Tech Week 2009
13 Oct
Last week was a whirlwind of late nights, traveling, and tech conferences for me. I attended both Adobe MAX in L.A. and Yahoo’s Hack Day developer conference in NYC in the same week.
This was my first year attending these conferences, so I didn’t know what exactly to expect but had a great time at both.
Adobe MAX was considerably more developer focused than I had anticipated, but there was still lots of cool emerging technology and creative centered talks to keep my attention. While many of the talks I attended devolved into presenters typing actionscript projected onto a wall, several talks stood out as being inspirational, insightful and educational.
Lee Brimelow gave a great talk about augmented reality and showed several examples of real world applications. Joshua Davis gave a very inspiring presentation about the evolution of his work, his process (Tinker, tinker, and more tinker) and his unfortunate encounters with print shops. I’m pretty sure everyone involved left that talk eager to go experiment on their own.

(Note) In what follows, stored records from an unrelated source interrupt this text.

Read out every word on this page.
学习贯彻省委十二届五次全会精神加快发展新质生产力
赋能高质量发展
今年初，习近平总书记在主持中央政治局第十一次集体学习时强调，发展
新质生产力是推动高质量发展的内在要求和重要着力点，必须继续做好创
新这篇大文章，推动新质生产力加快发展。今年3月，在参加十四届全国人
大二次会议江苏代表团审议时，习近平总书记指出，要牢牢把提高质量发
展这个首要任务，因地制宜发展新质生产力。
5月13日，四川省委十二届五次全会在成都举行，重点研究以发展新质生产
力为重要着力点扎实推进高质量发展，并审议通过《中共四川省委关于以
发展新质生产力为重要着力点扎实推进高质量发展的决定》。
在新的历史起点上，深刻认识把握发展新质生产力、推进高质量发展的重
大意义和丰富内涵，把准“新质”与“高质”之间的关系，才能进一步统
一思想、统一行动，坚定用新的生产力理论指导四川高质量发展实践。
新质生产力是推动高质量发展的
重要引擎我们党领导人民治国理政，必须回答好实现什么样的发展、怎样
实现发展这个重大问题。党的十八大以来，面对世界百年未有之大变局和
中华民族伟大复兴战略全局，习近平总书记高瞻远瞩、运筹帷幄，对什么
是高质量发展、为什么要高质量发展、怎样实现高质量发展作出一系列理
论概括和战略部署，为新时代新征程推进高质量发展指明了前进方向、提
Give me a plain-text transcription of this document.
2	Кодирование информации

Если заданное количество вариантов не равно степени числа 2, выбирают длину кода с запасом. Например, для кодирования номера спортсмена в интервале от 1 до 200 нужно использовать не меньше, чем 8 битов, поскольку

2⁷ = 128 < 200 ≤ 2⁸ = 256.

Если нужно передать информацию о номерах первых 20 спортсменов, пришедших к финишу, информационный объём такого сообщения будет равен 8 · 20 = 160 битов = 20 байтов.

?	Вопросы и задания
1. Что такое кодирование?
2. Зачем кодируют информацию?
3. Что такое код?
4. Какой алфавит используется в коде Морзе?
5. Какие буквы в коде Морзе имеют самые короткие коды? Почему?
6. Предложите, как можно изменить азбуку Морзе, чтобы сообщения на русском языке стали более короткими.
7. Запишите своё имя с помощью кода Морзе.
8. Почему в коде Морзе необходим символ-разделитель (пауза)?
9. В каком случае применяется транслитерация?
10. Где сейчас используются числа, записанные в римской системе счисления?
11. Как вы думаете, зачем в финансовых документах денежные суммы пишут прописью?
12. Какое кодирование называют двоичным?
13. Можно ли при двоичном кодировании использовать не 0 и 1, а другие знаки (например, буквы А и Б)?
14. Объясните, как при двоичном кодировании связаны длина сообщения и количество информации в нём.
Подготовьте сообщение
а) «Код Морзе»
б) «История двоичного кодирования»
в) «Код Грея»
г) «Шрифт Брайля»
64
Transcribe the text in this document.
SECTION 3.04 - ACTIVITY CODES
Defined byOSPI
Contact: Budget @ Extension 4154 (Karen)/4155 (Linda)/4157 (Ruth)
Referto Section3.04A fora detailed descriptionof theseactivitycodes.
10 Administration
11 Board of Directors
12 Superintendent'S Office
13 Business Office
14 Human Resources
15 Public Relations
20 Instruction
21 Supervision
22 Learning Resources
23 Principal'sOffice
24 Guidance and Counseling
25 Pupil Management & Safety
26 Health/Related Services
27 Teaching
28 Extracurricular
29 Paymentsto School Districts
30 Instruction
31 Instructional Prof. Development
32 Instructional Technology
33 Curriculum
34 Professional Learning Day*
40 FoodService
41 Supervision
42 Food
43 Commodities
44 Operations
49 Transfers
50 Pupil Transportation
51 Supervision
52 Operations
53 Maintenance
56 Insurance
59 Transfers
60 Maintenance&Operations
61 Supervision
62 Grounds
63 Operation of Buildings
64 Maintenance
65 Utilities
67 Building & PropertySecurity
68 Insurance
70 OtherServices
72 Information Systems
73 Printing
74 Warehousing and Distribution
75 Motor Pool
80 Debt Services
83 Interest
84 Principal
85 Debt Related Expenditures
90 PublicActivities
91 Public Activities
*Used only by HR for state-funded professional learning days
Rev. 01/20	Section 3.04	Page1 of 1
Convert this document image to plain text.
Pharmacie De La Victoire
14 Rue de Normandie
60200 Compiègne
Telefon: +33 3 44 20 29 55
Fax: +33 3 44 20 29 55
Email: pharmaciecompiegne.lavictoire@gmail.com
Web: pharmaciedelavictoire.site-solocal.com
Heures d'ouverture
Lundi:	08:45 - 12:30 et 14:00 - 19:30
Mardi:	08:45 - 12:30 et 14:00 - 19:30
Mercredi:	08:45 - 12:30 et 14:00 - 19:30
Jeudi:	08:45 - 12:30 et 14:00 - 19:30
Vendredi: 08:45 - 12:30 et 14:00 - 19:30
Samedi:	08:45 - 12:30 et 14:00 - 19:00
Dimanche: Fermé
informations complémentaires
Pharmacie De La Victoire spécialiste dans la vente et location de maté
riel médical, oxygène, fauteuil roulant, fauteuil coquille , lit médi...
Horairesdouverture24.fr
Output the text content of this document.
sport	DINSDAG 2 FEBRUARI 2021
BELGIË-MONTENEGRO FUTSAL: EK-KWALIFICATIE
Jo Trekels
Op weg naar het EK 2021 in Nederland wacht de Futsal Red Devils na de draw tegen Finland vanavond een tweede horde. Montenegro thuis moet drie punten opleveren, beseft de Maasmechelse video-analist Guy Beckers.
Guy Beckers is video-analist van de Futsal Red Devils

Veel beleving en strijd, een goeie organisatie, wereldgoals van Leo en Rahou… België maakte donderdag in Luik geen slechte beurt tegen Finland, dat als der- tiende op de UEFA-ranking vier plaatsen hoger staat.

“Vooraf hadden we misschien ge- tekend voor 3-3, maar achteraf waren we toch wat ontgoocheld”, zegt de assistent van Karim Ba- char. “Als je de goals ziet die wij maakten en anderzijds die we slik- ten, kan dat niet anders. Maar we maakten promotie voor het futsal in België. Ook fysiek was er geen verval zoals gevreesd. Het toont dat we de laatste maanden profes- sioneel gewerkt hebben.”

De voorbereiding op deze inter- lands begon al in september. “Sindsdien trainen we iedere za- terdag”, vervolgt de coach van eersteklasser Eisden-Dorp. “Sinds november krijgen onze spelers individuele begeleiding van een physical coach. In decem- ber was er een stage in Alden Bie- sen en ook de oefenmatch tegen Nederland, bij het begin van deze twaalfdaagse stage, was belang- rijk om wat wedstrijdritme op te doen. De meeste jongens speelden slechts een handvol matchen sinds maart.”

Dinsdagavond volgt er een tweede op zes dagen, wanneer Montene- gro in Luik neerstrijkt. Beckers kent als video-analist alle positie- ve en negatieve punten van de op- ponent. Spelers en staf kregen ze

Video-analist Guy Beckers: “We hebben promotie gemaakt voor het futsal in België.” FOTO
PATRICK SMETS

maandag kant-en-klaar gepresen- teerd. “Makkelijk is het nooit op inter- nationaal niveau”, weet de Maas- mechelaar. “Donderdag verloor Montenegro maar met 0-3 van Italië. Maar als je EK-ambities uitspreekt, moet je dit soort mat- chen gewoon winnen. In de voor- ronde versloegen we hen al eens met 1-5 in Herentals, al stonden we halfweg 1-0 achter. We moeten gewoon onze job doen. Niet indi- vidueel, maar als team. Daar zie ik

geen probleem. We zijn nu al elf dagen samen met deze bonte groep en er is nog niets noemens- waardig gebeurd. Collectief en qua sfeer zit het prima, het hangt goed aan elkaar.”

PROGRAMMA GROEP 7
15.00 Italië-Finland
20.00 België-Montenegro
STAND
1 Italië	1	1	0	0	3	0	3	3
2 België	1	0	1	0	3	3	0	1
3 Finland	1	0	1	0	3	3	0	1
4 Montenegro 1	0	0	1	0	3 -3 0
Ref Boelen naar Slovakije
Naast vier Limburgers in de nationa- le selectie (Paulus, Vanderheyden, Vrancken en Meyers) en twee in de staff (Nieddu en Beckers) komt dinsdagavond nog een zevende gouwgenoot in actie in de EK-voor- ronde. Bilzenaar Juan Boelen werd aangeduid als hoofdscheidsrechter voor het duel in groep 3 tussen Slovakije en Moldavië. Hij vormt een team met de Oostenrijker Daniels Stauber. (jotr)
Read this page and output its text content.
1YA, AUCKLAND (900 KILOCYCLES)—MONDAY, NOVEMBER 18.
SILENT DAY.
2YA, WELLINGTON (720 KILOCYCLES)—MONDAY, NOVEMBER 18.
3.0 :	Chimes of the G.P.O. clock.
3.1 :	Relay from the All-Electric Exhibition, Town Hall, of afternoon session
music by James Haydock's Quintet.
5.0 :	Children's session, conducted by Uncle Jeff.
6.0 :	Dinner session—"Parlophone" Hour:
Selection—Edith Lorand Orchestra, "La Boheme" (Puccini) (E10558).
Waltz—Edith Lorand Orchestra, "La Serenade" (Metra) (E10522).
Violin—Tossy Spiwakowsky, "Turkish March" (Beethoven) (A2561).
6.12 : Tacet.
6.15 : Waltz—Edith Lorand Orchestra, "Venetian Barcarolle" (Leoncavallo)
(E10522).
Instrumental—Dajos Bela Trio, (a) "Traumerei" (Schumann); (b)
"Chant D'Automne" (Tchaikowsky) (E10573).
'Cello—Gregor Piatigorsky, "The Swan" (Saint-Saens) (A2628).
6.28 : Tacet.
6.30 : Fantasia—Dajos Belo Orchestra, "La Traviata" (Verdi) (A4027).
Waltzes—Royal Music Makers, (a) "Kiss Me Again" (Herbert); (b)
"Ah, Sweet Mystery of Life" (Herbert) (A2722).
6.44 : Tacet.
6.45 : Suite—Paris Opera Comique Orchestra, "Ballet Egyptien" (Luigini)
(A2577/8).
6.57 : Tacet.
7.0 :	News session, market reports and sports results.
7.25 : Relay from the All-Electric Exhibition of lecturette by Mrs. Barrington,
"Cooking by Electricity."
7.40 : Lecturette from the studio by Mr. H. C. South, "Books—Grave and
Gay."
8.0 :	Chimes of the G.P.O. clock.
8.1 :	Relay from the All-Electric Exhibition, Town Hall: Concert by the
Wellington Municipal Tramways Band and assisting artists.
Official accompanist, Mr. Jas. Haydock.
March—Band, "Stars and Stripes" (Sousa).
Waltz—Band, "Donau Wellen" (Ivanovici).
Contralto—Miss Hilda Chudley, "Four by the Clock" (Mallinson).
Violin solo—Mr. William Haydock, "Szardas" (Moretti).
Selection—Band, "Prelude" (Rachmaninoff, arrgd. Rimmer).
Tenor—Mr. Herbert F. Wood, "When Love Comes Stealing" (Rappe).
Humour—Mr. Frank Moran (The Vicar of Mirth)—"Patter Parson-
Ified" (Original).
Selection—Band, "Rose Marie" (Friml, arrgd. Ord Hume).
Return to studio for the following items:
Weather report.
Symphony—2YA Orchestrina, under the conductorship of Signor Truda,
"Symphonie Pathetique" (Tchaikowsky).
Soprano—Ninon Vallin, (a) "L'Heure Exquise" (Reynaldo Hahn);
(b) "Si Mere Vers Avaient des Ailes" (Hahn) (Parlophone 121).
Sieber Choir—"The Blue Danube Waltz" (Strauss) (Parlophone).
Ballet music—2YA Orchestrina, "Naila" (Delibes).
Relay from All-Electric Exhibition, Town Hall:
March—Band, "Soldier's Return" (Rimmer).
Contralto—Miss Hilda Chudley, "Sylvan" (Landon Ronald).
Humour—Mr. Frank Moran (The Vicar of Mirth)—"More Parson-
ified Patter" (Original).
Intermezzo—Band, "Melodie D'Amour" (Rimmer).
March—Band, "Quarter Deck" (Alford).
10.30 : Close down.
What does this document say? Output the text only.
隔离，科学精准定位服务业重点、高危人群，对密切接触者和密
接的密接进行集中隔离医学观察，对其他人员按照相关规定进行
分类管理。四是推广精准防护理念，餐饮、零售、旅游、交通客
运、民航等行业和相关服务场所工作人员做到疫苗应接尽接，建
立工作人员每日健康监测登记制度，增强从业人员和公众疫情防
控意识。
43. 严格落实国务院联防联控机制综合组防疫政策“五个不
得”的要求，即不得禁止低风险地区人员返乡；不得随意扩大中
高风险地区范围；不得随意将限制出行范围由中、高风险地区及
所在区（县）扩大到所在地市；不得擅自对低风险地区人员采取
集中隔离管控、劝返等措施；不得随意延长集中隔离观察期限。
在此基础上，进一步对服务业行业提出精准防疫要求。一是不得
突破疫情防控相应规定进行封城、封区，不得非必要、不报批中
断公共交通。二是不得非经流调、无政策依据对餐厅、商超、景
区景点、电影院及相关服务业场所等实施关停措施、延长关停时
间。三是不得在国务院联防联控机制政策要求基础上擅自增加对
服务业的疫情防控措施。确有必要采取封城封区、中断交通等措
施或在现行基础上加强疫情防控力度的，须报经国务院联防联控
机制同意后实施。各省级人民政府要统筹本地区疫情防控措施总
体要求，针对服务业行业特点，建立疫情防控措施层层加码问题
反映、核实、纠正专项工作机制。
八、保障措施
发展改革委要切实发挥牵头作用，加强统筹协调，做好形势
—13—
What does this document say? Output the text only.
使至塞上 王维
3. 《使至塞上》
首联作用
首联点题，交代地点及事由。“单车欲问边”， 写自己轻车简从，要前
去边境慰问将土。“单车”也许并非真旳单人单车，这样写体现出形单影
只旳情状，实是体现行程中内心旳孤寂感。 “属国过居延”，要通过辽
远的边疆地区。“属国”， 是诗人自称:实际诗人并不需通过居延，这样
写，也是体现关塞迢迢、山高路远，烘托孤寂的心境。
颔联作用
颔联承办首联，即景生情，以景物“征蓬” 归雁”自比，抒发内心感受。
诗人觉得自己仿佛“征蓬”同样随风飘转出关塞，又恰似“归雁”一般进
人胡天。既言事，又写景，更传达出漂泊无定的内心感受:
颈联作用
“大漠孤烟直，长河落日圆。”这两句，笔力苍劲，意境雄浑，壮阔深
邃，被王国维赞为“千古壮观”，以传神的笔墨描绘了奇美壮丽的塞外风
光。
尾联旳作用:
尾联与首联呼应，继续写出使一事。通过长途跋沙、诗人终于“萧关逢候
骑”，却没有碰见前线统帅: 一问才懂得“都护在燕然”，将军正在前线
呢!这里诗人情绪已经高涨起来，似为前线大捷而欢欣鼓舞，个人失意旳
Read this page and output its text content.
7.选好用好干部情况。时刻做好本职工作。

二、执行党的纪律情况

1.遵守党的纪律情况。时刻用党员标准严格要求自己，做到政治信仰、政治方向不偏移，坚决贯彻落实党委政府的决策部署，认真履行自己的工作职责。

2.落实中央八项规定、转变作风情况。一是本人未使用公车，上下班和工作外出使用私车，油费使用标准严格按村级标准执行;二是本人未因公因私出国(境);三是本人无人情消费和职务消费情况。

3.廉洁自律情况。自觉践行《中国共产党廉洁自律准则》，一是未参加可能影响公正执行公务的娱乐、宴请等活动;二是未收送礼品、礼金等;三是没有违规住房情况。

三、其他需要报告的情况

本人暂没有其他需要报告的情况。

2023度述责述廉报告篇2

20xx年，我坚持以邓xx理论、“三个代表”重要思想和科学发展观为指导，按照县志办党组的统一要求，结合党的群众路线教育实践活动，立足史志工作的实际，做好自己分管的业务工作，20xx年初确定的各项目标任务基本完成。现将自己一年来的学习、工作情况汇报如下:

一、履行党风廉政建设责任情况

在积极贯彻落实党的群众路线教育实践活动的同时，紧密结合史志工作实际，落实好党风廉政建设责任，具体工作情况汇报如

Some other highlights for me were being introduced to the Mega Phone platform, getting a behind the scenes of the new Guiter Hero website, gtting a glimpse of Photoshop’s content aware technology and of course, Roundarch‘s very own talks surround the Tesla model S.
The MAX Bash, watching the sneaks and meeting all sorts of cool, intelligent people are what really made this conference worthwhile.
The Yahoo Hackday experience was equally developer focused, but had a more grass roots flavor to it. After a day of talks promoting the latest Yahoo! technologies(which I was unable to attend), sessions broke and teams were organized. Each team had roughly 17 hours to brainstorm, build, design and test their “hack”. The definition of what a hack is and what technology or hardware it uses was up for creative interpretation.
I partnered up with Akeem to work on developing an interactive restaurant menu. While more time to work on our idea would it been appreciated, it was great to work under the gun (voluntarily for a change) and see what other teams came up with. While our idea attracted a bit of media attention, in the end we got beat out by some other really great ideas. The overall winner of the competition was Insider Trades by team Queens Law. They describe their motivation below:
Insider trading of stocks is very valuable information. Knowing which executives are selling and buying is a very useful indicator for the millions of people who are casual investors.
For a list of all of the winner, and a recap of the competition, click here
Overall, last week was super fun and jam-packed. I had met lots of cool, interesting folks and learned lots at both conference. I’m already looking forward to next year.